In general, there are two approaches for structure learning: constraint-based and score-based. Constraint-based learning aims to optimize the learning process to discover conditional dependencies between variables based on statistical inference and hypothesis testing. Score-based structure learning is aimed at optimizing the predictions the model makes for the data (formally: the likelihood of the joint probability distribution of all variables in the dataset). In this paper, both approaches were applied (“pcStable” was used as a constraint-based method, and “tabu” as a score-based method). To reduce the possibility of including spurious dependencies, model averaging was performed with bootstrap resampling, with 100 iterations. To ensure stability of the found associations, only edges that appeared in more than 85% of bootstrap samples were included in the averaged network18. To investigate stability of associations across the two mental healthcare facilities, bootstrapped averaged networks were obtained at both facilities with both methods and compared with respect to found dependencies between variables.

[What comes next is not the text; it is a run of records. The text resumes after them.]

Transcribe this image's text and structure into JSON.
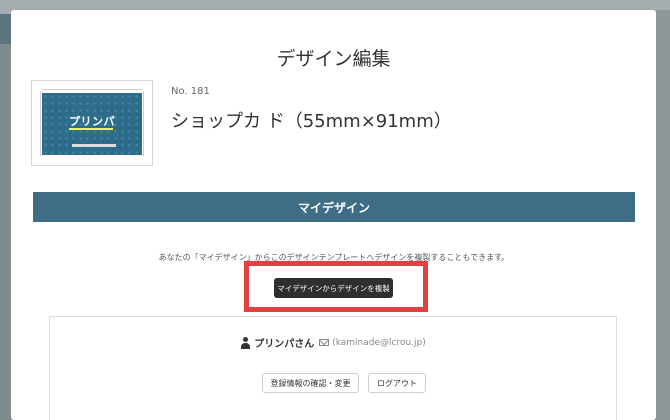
{
  "modal": {
    "title": "デザイン編集"
  },
  "product": {
    "thumbnail_logo": "プリンパ",
    "number": "No. 181",
    "name": "ショップカ ド（55mm×91mm）"
  },
  "section": {
    "title": "マイデザイン"
  },
  "info": {
    "text": "あなたの「マイデザイン」からこのデザインテンプレートへデザインを複製することもできます。"
  },
  "actions": {
    "copy_button_label": "マイデザインからデザインを複製"
  },
  "account": {
    "user_name": "プリンパさん",
    "email": "(kaminade@lcrou.jp)",
    "register_button_label": "登録情報の確認・変更",
    "logout_button_label": "ログアウト"
  },
  "colors": {
    "section_bar": "#406d86",
    "highlight_border": "#e04040",
    "copy_button_bg": "#2f2f2f"
  }
}
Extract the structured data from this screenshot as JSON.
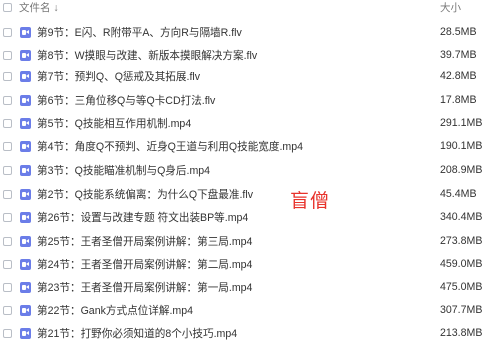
{
  "header": {
    "name_label": "文件名",
    "sort_indicator": "↓",
    "size_label": "大小"
  },
  "files": [
    {
      "name": "第9节：E闪、R附带平A、方向R与隔墙R.flv",
      "size": "28.5MB"
    },
    {
      "name": "第8节：W摸眼与改建、新版本摸眼解决方案.flv",
      "size": "39.7MB"
    },
    {
      "name": "第7节：预判Q、Q惩戒及其拓展.flv",
      "size": "42.8MB"
    },
    {
      "name": "第6节：三角位移Q与等Q卡CD打法.flv",
      "size": "17.8MB"
    },
    {
      "name": "第5节：Q技能相互作用机制.mp4",
      "size": "291.1MB"
    },
    {
      "name": "第4节：角度Q不预判、近身Q王道与利用Q技能宽度.mp4",
      "size": "190.1MB"
    },
    {
      "name": "第3节：Q技能瞄准机制与Q身后.mp4",
      "size": "208.9MB"
    },
    {
      "name": "第2节：Q技能系统偏离：为什么Q下盘最准.flv",
      "size": "45.4MB"
    },
    {
      "name": "第26节：设置与改建专题 符文出装BP等.mp4",
      "size": "340.4MB"
    },
    {
      "name": "第25节：王者圣僧开局案例讲解：第三局.mp4",
      "size": "273.8MB"
    },
    {
      "name": "第24节：王者圣僧开局案例讲解：第二局.mp4",
      "size": "459.0MB"
    },
    {
      "name": "第23节：王者圣僧开局案例讲解：第一局.mp4",
      "size": "475.0MB"
    },
    {
      "name": "第22节：Gank方式点位详解.mp4",
      "size": "307.7MB"
    },
    {
      "name": "第21节：打野你必须知道的8个小技巧.mp4",
      "size": "213.8MB"
    }
  ],
  "watermark": "盲僧",
  "colors": {
    "watermark": "#e8322b",
    "file_icon": "#6b7de8",
    "header_text": "#777777"
  },
  "icons": {
    "file_icon": "video-file-icon",
    "checkbox": "checkbox"
  }
}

To quantify the model, the current version of the Bayesian network software we used only offers the possibility of incorporating discrete variables as predictors of discrete variables; discrete variables cannot depend on continuous variables, potentially limiting the structures that can be found. To account for this, all variables were converted to binary variables. Age and GAF scores were compared to their respective median value at PG to ensure comparability across locations, with age being converted to older or younger than 48 (the median age in the PG data), and GAF being higher or lower than 50. Antidepressant prescriptions durations were converted to ≥ 5 weeks or < 5 weeks (minimum time for an expected clinical effect), and mean sentiment scores being positive (≥ 0) or negative (< 0).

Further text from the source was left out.